How the Other Half Ate » de Katherine Leonard Turner offre une exploration perspicace des habitudes alimentaires de la classe ouvrière aux États-Unis entre 1870 et 1930. L'ouvrage présente une analyse détaillée des facteurs socio-économiques qui influent sur les choix et la préparation des aliments dans les familles à faibles revenus, en mettant l'accent sur l'impact de l'industrialisation et sur la diversité des expériences vécues par les différentes catégories démographiques.
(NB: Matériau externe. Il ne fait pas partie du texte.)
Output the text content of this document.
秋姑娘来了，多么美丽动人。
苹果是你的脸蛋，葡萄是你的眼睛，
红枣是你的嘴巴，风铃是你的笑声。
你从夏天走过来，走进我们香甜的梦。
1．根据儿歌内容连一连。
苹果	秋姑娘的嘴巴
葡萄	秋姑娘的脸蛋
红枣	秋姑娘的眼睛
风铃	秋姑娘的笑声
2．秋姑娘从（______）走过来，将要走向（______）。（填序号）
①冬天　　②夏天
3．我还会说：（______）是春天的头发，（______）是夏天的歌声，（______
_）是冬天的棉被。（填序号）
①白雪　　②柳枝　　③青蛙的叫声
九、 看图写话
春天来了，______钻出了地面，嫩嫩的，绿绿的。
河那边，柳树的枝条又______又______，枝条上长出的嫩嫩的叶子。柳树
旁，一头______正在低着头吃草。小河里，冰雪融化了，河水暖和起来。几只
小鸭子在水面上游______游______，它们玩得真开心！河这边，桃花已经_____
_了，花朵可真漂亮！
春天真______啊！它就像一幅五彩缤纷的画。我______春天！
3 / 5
Bien que loué pour sa richesse en détails et ses idées stimulantes, certains critiques ont estimé qu'il manquait de cohésion narrative et de profondeur d'analyse, ce qui pourrait laisser les lecteurs sur leur faim.
Avantages:⬤ Une histoire fascinante et qui donne à réfléchir.
⬤ Excellente ressource pour comprendre les habitudes alimentaires de la classe ouvrière.
⬤ Fournit des informations détaillées sur les dynamiques socio-économiques et la disponibilité des aliments.
⬤ Riche en anecdotes et illustrations mémorables.
⬤ Met en évidence la diversité des expériences vécues par les membres de la classe ouvrière.
⬤ Utile pour les écrivains et les chercheurs.
⬤ Certains trouvent qu'il n'est pas assez théorisé et qu'il manque de complexité.
⬤ L'organisation est parfois décousue, les chapitres ressemblant davantage à des essais indépendants.
⬤ Les lecteurs qui recherchent une analyse plus approfondie risquent d'être déçus.
⬤ Certaines critiques font état d'un style d'écriture aride.
⬤ L'accent mis sur la classe ouvrière rurale est limité par rapport aux expériences urbaines.
(basé sur 13 avis de lecteurs)
How the Other Half Ate, 48: A History of Working-Class Meals at the Turn of the Century
À la fin du XIXe siècle et au début du XXe siècle, les Américains de la classe ouvrière avaient des habitudes alimentaires qui dépendaient de leur travail, de leur famille, de leur quartier, des outils, des équipements et de la taille de leur cuisine, ainsi que de leur héritage culturel.
How the Other Half Ate est une exploration approfondie de l'historienne et conférencière Katherine Turner qui propose une étude sans précédent et minutieusement documentée de l'évolution du paysage alimentaire dans les familles ouvrières américaines depuis l'industrialisation jusqu'aux années 1950. Pouvant être lu par des lecteurs de différentes disciplines (histoire, économie, sociologie, études urbaines, études féminines et études sur l'alimentation), cet ouvrage comble une lacune importante dans la littérature historique en illustrant la façon dont les familles ont vécu l'alimentation et la cuisine pendant ce que l'on appelle l'ère de l'abondance.
Turner dresse un portrait attachant qui montre comment la classe ouvrière américaine a façonné, de multiples façons, les aliments que nous consommons aujourd'hui.